I don’t tell this story looking for a pat on the back. I share it because this is what families up and down the country are facing every single day.

 Photo by @gettyimages

To be that smile, at the beginning, in the middle, or at the end of someone’s hardest day.

To hold your hand when you feel like falling apart.
To listen to the things that keep you awake at night.

To be there for the child who just doesn’t feel like they fit in.
Who never gets more than 1 out of 10 on a spelling test.
Who can’t seem to grasp the maths that everyone else “just gets.”
Who’s asking themselves, Why can’t I make friends like they can over there?

The photo shared in this blog was taken two days after we got back from the hospital, when we were told Di had stage 3 breast cancer.

These two kids were resilient, but with everything going on, the pandemic, the uncertainty, it could have tipped them over the edge. It was pushing me to the cliff edge too.

Di and I have always shared the same value:

Give 100 percent, and everything else will follow.

Sometimes you win. Sometimes you lose. But that’s the rollercoaster of life.

We sat the kids down and talked openly about the challenges we were facing.
Yes, we were honest. We were vulnerable.
But they still needed to smile. Still needed to believe things would be OK.

Nobody was isolated, and that’s why our resilience held strong.

And we mustn’t forget the quiet resilience shown every single day in homes across the country.

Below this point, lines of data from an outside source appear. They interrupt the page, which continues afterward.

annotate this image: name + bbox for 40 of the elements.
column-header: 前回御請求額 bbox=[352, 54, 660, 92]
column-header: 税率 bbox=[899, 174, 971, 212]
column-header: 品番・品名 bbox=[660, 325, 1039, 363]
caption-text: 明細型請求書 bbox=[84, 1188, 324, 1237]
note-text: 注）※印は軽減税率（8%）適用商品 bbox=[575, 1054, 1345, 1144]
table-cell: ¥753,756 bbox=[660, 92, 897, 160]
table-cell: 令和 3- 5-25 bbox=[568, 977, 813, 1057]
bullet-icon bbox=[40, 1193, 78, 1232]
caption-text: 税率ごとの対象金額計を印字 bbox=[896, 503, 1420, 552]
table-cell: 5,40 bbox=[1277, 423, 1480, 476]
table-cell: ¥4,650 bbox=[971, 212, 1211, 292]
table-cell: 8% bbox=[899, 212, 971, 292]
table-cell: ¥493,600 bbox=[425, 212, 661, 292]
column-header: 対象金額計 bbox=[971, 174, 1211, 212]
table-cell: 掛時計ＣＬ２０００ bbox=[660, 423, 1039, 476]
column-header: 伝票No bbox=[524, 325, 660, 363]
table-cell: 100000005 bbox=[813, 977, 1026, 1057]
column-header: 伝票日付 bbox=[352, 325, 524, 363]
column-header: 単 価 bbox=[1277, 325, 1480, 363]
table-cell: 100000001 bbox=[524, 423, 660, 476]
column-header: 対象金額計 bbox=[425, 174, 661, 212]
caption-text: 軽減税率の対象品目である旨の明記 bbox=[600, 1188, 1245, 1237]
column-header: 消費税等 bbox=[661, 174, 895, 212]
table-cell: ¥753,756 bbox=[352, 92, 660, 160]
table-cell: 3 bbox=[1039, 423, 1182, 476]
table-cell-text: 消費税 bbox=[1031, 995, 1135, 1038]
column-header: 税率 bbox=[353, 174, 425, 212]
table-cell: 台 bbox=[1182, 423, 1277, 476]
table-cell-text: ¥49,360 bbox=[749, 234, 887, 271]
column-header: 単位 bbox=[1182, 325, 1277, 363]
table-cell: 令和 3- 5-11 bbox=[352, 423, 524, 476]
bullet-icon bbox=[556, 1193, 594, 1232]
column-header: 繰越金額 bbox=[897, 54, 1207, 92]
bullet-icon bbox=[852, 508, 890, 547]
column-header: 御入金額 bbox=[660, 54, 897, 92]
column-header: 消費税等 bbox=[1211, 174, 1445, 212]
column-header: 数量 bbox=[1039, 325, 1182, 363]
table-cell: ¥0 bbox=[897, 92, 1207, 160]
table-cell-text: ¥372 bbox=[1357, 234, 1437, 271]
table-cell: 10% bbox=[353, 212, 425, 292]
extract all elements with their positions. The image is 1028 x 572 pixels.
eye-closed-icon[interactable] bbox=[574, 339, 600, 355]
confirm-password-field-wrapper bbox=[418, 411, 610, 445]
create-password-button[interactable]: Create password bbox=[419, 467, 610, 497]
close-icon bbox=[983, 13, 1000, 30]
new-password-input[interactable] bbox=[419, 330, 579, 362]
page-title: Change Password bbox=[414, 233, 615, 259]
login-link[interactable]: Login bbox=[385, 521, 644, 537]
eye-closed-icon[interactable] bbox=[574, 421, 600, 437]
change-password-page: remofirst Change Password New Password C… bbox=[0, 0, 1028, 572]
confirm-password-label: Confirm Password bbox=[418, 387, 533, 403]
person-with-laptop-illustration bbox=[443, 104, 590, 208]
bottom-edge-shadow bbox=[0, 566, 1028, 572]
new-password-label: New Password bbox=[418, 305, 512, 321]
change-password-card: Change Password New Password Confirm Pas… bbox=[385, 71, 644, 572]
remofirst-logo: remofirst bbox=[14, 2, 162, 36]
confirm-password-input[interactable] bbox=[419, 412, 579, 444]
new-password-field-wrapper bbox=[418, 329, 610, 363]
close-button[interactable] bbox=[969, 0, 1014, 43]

When our service personnel go away to serve, it’s not just them making sacrifices. It’s the families left behind who carry a different kind of weight, holding everything together, managing the fear, the stress, and the absence, while the rest of the world carries on as normal.

Think of the little boy missing his dad on a Sunday, watching other families head to the park, wondering why he’s not there.

Think of the mum five months into a deployment, with her partner parenting alone and trying to stay strong for everyone else.

Or the dad working 12-hour night shifts in a warehouse, handing over to his partner who’s walking out the door to do a long day on a hospital ward.

They may not call it resilience. But that’s what it is.
Showing up. Staying present. Carrying on when nobody’s clapping.

 Photo by @gettyimagespro

So when we talk about resilience, yes, it’s about digging deep.

But it’s also about the people, the moments, and the words that lift us just enough to keep going, so that people do not feel isolated.

Sometimes that help comes from a mentor.
Sometimes a teammate.
Sometimes a book or a film.
Sometimes from a stranger who doesn’t even realise the impact they’re having.

So, ask yourself:

  • Who might need a quiet word right now?
  • Who’s doubting themselves in silence?
  • Who’s waiting for a little lift that could make all the difference?
  • Who is feeling isolated?

Because when people feel supported, really supported, they don’t just survive.

They grow, they thrive, and they carry others with them.